2300.Successful_Pairs_of_Spells_and_Potions(Medium).md

2300. Successful Pairs of Spells and Potions (Medium)

Date and Time: Nov 4, 2024, 11:41 (EST)

Link: https://leetcode.com/problems/successful-pairs-of-spells-and-potions/

Question:

You are given two positive integer arrays spells and potions, of length n and m respectively, where spells[i] represents the strength of the ith spell and potions[j] represents the strength of the jth potion.

You are also given an integer success. A spell and potion pair is considered successful if the product of their strengths is at least success.

Return an integer array pairs of length n where pairs[i] is the number of potions that will form a successful pair with the ith spell.

Example 1:

Input: spells = [5,1,3], potions = [1,2,3,4,5], success = 7

Output: [4,0,3]

Explanation:
- 0th spell: 5 * [1,2,3,4,5] = [5,10,15,20,25]. 4 pairs are successful.
- 1st spell: 1 * [1,2,3,4,5] = [1,2,3,4,5]. 0 pairs are successful.
- 2nd spell: 3 * [1,2,3,4,5] = [3,6,9,12,15]. 3 pairs are successful.
Thus, [4,0,3] is returned.

Example 2:

Input: spells = [3,1,2], potions = [8,5,8], success = 16

Output: [2,0,2]

Explanation:
- 0th spell: 3 * [8,5,8] = [24,15,24]. 2 pairs are successful.
- 1st spell: 1 * [8,5,8] = [8,5,8]. 0 pairs are successful.
- 2nd spell: 2 * [8,5,8] = [16,10,16]. 2 pairs are successful.
Thus, [2,0,2] is returned.

Constraints:

• n == spells.length

• m == potions.length

• 1 <= n, m <= 10^5

• 1 <= spells[i], potions[i] <= 10^5

• 1 <= success <= 10^10

Walk-through:

1. Sort potions, so we can run Binary Search to find a smallest left pointer.

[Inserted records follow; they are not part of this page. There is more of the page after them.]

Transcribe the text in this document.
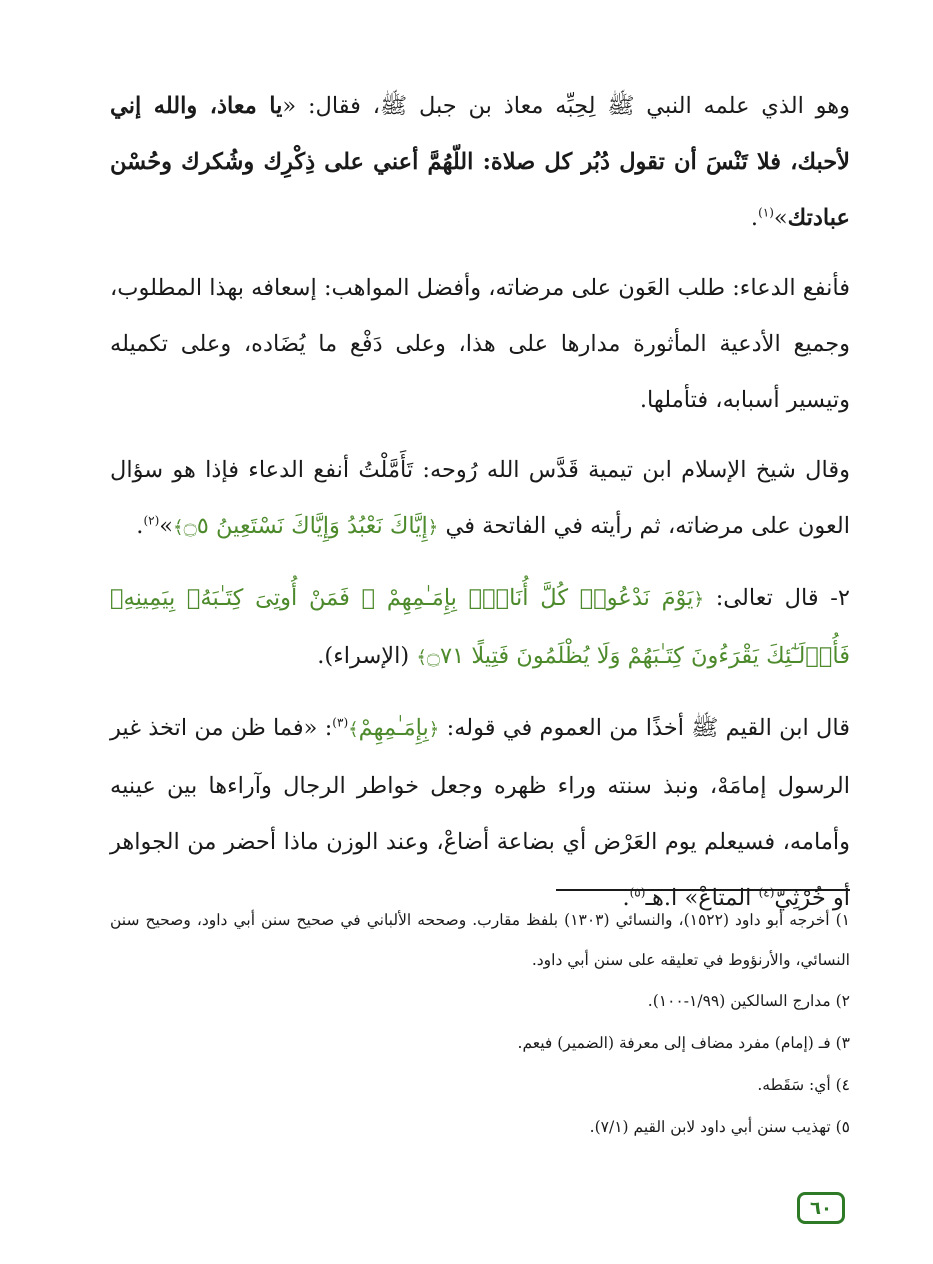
وهو الذي علمه النبي ﷺ لِحِبِّه معاذ بن جبل ﷺ، فقال: «يا معاذ، والله إني لأحبك، فلا تَنْسَ أن تقول دُبُر كل صلاة: اللّهُمَّ أعني على ذِكْرِك وشُكرك وحُسْن عبادتك»$^{(١)}$.

فأنفع الدعاء: طلب العَون على مرضاته، وأفضل المواهب: إسعافه بهذا المطلوب، وجميع الأدعية المأثورة مدارها على هذا، وعلى دَفْع ما يُضَاده، وعلى تكميله وتيسير أسبابه، فتأملها.

وقال شيخ الإسلام ابن تيمية قَدَّس الله رُوحه: تَأَمَّلْتُ أنفع الدعاء فإذا هو سؤال العون على مرضاته، ثم رأيته في الفاتحة في ﴿إِيَّاكَ نَعْبُدُ وَإِيَّاكَ نَسْتَعِينُ ۝٥﴾»$^{(٢)}$.

٢- قال تعالى: ﴿يَوْمَ نَدْعُوا۟ كُلَّ أُنَاسٍۭ بِإِمَـٰمِهِمْ ۖ فَمَنْ أُوتِىَ كِتَـٰبَهُۥ بِيَمِينِهِۦ فَأُو۟لَـٰٓئِكَ يَقْرَءُونَ كِتَـٰبَهُمْ وَلَا يُظْلَمُونَ فَتِيلًا ۝٧١﴾ (الإسراء).

قال ابن القيم ﷺ أخذًا من العموم في قوله: ﴿بِإِمَـٰمِهِمْ﴾$^{(٣)}$: «فما ظن من اتخذ غير الرسول إمامَهْ، ونبذ سنته وراء ظهره وجعل خواطر الرجال وآراءها بين عينيه وأمامه، فسيعلم يوم العَرْض أي بضاعة أضاعْ، وعند الوزن ماذا أحضر من الجواهر أو خُرْثِيّ$^{(٤)}$ المتاعْ» ا.هـ$^{(٥)}$.

١) أخرجه أبو داود (١٥٢٢)، والنسائي (١٣٠٣) بلفظ مقارب. وصححه الألباني في صحيح سنن أبي داود، وصحيح سنن النسائي، والأرنؤوط في تعليقه على سنن أبي داود.

٢) مدارج السالكين (١/٩٩-١٠٠).

٣) فـ (إمام) مفرد مضاف إلى معرفة (الضمير) فيعم.

٤) أي: سَقَطه.

٥) تهذيب سنن أبي داود لابن القيم (٧/١).

٦٠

2. Run Binary Search on potions to find the smallest left pointer. We compare the product (spell * potions[m]), if the product >= success, we should decrement r = m - 1, so we can find the smallest k. Otherwise, we should increment l = m + 1.

Don't forget to reset k, and l, r pointers after we finish a spell.

Python Solution:

class Solution:
    def successfulPairs(self, spells: List[int], potions: List[int], success: int) -> List[int]:
        # 1. Sort potions
        # 2. Run BS on potions by calculating product of spells[i] * potions[j] to find smallest l
        # r will always be the end of potions
        # Adjust l, r depends on the product, if product >= success, decrement r = m - 1
        # If product < success, increment l = m + 1
        # 3. Append (len(potions) - lowest_l) or 0 into res[]

        # [0, 4], m = 2, 15 > 7, decrement r
        # [0, 1], m = 0, 5 < 7, increment l
        # [1, 1], m = 1, 10 > 7, decrement r
        # [1, 0], break the while loop

        # TC: O(mlogm + n * logm), SC: O(n)
        potions.sort()
        res = []
        for i in spells:
            k = float("inf")    # Check if a product > success exists or not
            l, r = 0, len(potions)-1
            # Run Binary Search on Potions for each spell
            while l <= r:
                m = (l + r) // 2
                # If product >= success, update k and decrement r = m - 1
                if i * potions[m] >= success:
                    k = min(k, m)
                    r = m - 1
                # If product < success, increment l = m + 1
                else:
                    l = m + 1
            # Append 0 if we couldn't find any index of product >= success
            if k == float("inf"):
                res.append(0)
            else:
                res.append(len(potions)-k)
        
        return res

Time Complexity: $O(mlogm + n*logm)$, we first sort potions by $O(mlogm)$, then for each spell we run binary search on potions to find the smallest left pointer, which takes $O(nlogm)$.
Space Complexity: $O(n)$, the array we return will only have length of spells.